In some parts of my constituency, a higher than average number of people—either siblings living together or a child caring for an elderly parent—live in that way. In my experience, those people mostly manage to regulate their affairs and do not create problems for themselves or others in their family. However, I suspect that many of them would be offended by the suggestion that their relationship was in some way comparable to that of a husband and wife or a same-sex couple in a long-term relationship.

One can imagine even greater difficulties being created by the Bill as it stands. The example cited is usually that of the adult's offspring who gives up his or her job to care for an elderly parent, but what about the same person who gives up a job to care for both elderly parents? He or she would be prohibited from entering into a civil partnership until one or other of the parents dies. That surely cannot be right.

Most of the perceived inequalities could be eliminated by changes to taxation and property law, but that is not what the Bill is about.
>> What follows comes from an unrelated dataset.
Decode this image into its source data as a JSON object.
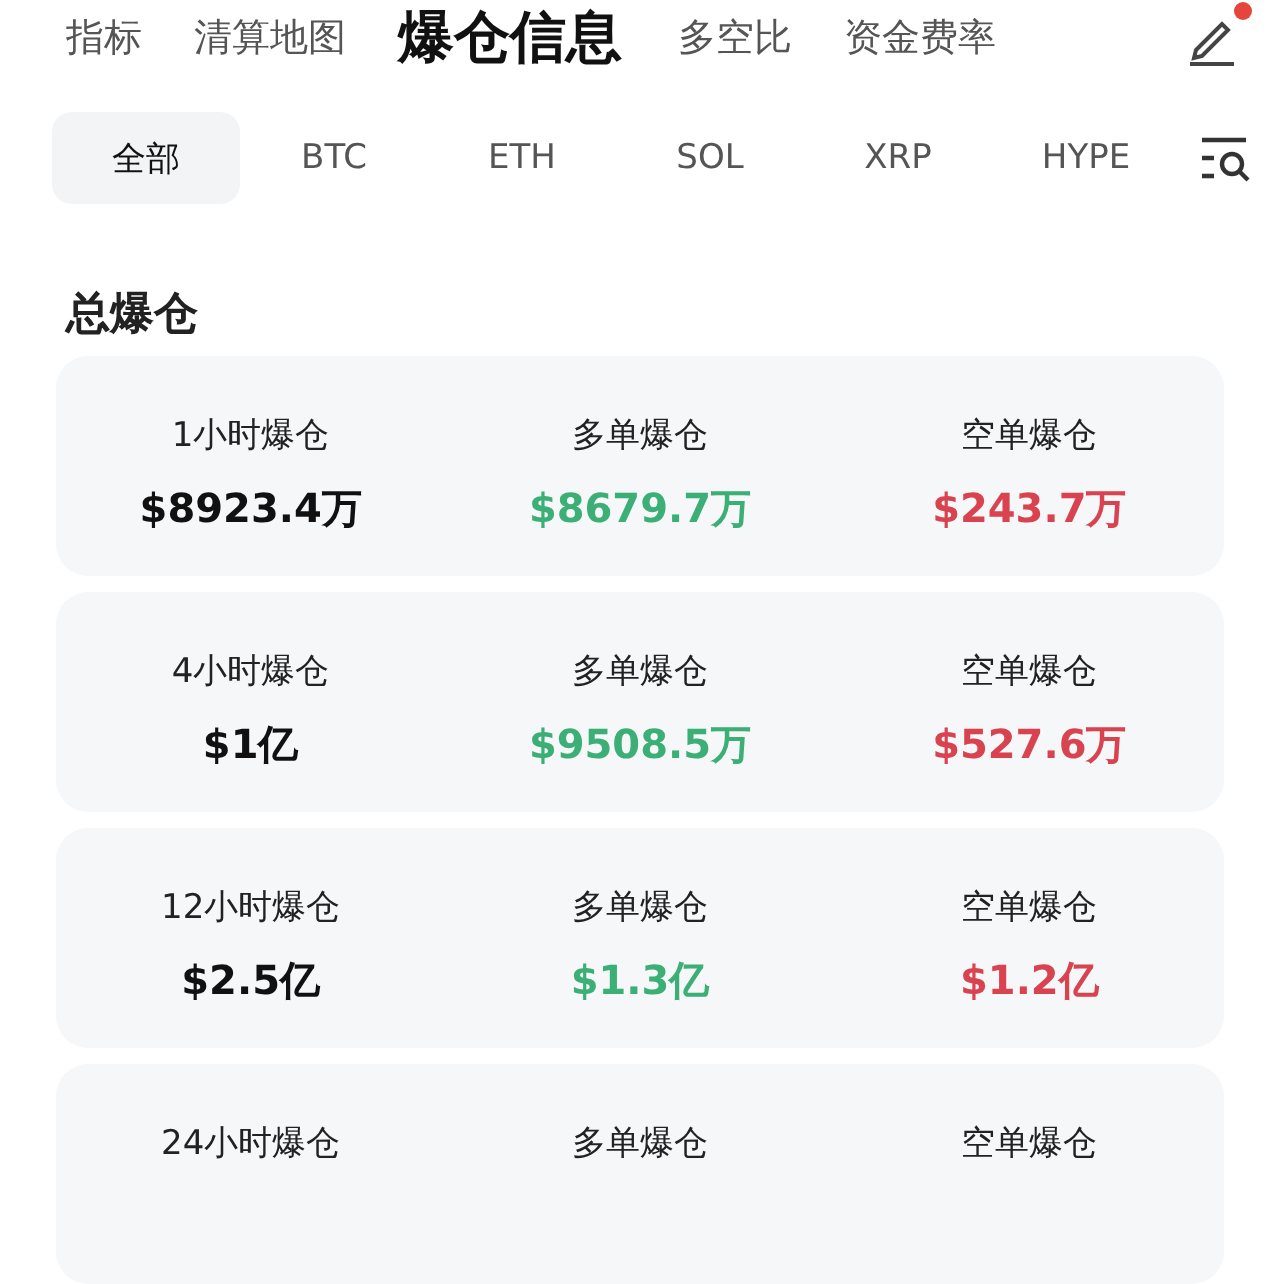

There will be another Finance Bill next year whereby such changes can be effected.

We need to pay attention to several other aspects of the Bill, and we shall do so in Committee. There are interesting debates to be had about the use of church buildings for the conduct of ceremonies and the recognition of civil partnerships in other jurisdictions. I look forward to hearing the Minister's explanation of the Government's position regarding the recognition of same-sex marriages constituted in Massachusetts. However, those are more issues of detail than of substantial principle, and they properly belong on the Committee Corridor, not on the Floor of the House.

For today, I am satisfied that the Bill is necessary and overdue. It is about ending discrimination and promoting equality, and we should all take pride in giving it the Second Reading that my colleagues and I will support tonight.